Probably not. I really really really hate writing about my personal life.

The more I work to write (and rewrite) my text, the more obvious it becomes that I have to “go there.” I have to talk about this relationship and discuss how it affected me. It’s probably the only way to make the entire book come together. So why am I so reluctant?

I think it’s scary to publicly talk about your personal humiliations. I mean, no one wants to lament about the guy that broke up with them. Especially because, well, I’m certain that he’s moved on with his life.

 He has a wife and child. I have a book project and a blog…you can see why dwelling makes me feel pathetic.

Anyway, while writing (and deleting) my manuscript, my mentor told me about Sophie Calle, an amazing French artist and fellow woman scorned. After receiving a break up email from her boyfriend, Calle created an artistic installation. She sent the email to 107 women – including a copywriter, a psychiatrist and a lawyer – and asked them to analyze, interpret and respond to the email.
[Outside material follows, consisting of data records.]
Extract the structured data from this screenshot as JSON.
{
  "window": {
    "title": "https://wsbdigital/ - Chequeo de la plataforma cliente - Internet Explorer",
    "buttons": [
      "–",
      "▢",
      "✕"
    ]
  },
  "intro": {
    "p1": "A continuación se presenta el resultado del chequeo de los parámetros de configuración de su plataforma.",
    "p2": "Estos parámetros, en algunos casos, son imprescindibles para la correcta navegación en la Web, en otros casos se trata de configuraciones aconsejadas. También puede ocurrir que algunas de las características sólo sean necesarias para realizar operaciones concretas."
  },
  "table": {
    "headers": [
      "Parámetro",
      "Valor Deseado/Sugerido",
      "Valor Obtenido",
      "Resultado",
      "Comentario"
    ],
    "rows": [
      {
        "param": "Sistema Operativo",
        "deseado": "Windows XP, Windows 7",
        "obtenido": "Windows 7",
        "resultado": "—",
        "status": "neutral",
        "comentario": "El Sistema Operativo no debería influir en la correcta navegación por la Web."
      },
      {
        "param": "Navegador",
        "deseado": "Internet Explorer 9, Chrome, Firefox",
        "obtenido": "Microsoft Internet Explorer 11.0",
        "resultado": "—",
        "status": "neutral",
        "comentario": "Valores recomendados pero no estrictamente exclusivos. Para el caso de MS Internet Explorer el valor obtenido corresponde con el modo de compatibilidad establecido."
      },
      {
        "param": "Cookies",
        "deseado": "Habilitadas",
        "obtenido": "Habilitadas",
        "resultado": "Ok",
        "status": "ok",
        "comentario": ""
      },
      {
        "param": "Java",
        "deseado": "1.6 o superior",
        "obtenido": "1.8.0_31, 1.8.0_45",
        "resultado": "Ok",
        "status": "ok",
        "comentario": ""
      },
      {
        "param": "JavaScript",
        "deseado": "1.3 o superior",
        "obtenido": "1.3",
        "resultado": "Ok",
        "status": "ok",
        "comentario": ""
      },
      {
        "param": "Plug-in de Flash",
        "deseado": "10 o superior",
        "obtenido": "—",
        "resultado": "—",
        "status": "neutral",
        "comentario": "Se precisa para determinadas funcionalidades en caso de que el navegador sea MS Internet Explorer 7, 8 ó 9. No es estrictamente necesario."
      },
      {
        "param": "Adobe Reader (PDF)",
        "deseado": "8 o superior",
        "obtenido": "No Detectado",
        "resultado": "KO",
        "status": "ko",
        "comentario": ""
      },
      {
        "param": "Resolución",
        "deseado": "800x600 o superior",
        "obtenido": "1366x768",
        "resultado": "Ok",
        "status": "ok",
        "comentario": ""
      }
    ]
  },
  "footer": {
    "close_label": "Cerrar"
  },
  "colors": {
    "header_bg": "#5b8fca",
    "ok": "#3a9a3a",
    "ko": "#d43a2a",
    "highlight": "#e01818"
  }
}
She then used the response in an art exhibit called “Take Care of Yourself”

Isn’t that amazing? My mentor told me that Calle’s ex couldn’t leave the house for a month!! While Calle’s work seems strong and powerful, my own journey somehow seems pathetic. Talking about my ex in my work makes me feel like a sad lonely girl who hasn’t gotten over a breakup.

But I have. I swear….haven’t I?

While I ponder that, let me share what Calle says tells the Guardian about turning her personal life into art: “It’s the right method, turning things to my advantage in order not to suffer from them.

I’m going to put that on my vision board and keep on writing.